Marine species, including a deadly type of jellyfish, are being spotted far from their usual habitats, in a phenomena disrupting Australia’s ecosystems.
As ocean temperatures warm, more sea creatures are migrating north, south or down into deeper waters to escape the heat and find new homes with a more suitable water temperature.
Sea surface temperatures in Australia have risen by nearly 1 degree Celsius since 1900.
On average, species are moving toward the north and south poles at about 17 kilometres per decade on land, and about 78 kilometres per decade in the ocean.
More than 100 Australian marine species have already started to venture south, including the deadly irukandji jellyfish.
These tiny, translucent killers are reportedly drifting further down Queensland’s coastline due to warmer temperatures, threatening the future of the Gold Coast’s tourism industry.

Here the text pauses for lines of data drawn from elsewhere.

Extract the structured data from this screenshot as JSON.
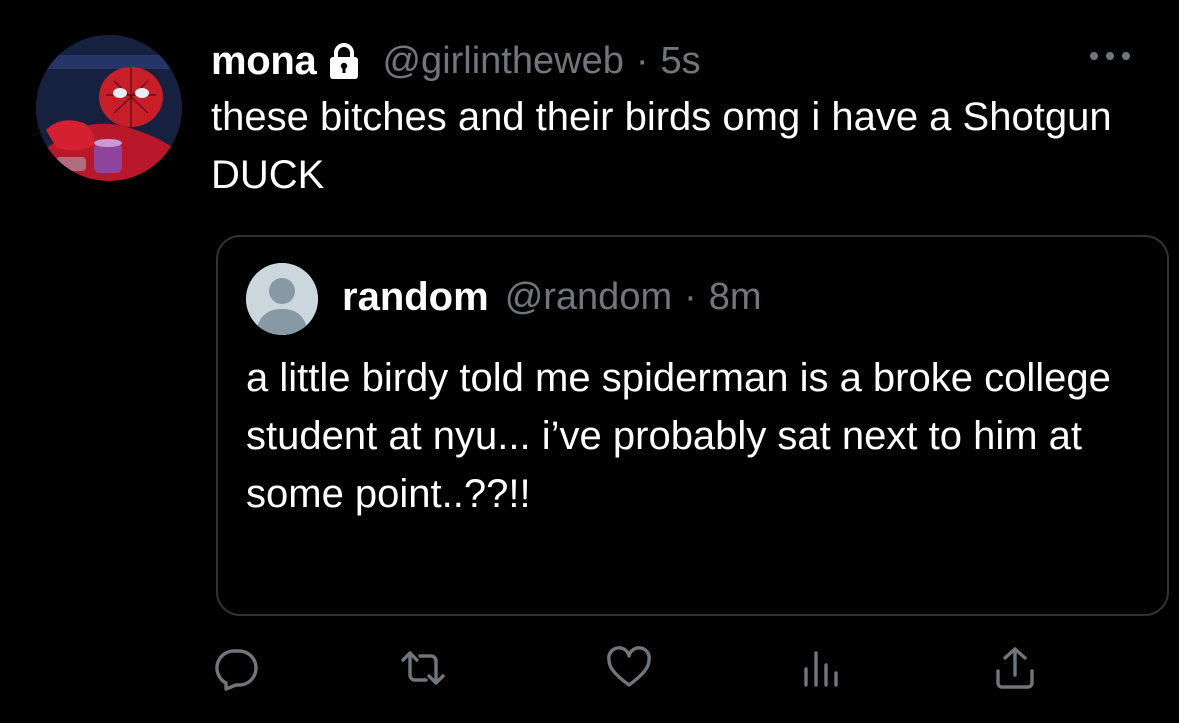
{
  "tweet": {
    "display_name": "mona",
    "handle": "@girlintheweb",
    "separator": "·",
    "time": "5s",
    "text": "these bitches and their birds omg i have a Shotgun DUCK",
    "avatar_icon": "spiderman-avatar",
    "protected_icon": "lock-icon",
    "more_icon": "more-icon"
  },
  "quote": {
    "display_name": "random",
    "handle": "@random",
    "separator": "·",
    "time": "8m",
    "text": "a little birdy told me spiderman is a broke college student at nyu... i’ve probably sat next to him at some point..??!!",
    "avatar_icon": "default-avatar"
  },
  "actions": [
    {
      "name": "reply",
      "icon": "reply-icon"
    },
    {
      "name": "retweet",
      "icon": "retweet-icon"
    },
    {
      "name": "like",
      "icon": "heart-icon"
    },
    {
      "name": "views",
      "icon": "views-icon"
    },
    {
      "name": "share",
      "icon": "share-icon"
    }
  ],
  "colors": {
    "background": "#000000",
    "text": "#ffffff",
    "secondary_text": "#71767b",
    "border": "#2f3336"
  }
}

The migration of coral reef fish, though not as terrifying as the extremely venomous irukandji jellyfish, could have a huge effect on our marine ecosystem.
And it’s not the meat-eating kind of fish we need to worry about. It’s the vegetarians that only feed on plants and algae.

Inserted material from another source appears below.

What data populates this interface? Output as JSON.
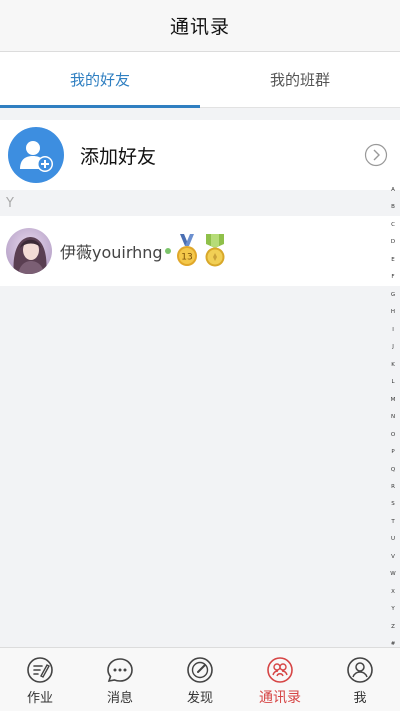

Researchers from the University of Western Australia found that herbivorous coral reef fish, such as rabbitfish, were nibbling away kelp used by other species as their homes.
Kelp is an important food source for rock lobster and abalone, which make up an important part of our fishing industry.
Not only were the coral reef fish chewing through precious habitats and food sources, they were also leaving behind more poo droppings than usual, which was attracting an entirely different group of sea life creatures.
This might not sound like much given that species have been moving around since life on Earth began, but the migration of these fish could potentially disturb the existing ecosystem.
That’s because their new dining locations are making species come together that have never interacted before, and pushing apart other species that had previously depended on each other for food and shelter.
CSIRO research scientist Dr Alistair Hobday described the phenomenon as a “gradual reshuffling of animals moving down the coast”.
“We hope the coral will also move south, but at the moment the fish are getting there first,” Dr Hobday told The New Daily.
“It’s bad because it means that climate change is real – those species are indicating that tropical reefs are no longer a suitable environment.”
He said it was not only the long-term effects of climate change that we needed to worry about.
It was also extreme weather events, such as the marine heatwave in Western Australia in 2011 that “killed kelp along the coastline and decimated abalone in the area”.
Water temperatures off the south-western coast rose to unprecedented levels during February and March, and had a severe impact on the ecosystem and fishing industries.
Since 2010, mangroves in the north of Australia, kelp forests to the west and off Tasmania, and the corals of the Great Barrier Reef have all been thumped by separate marine heatwaves.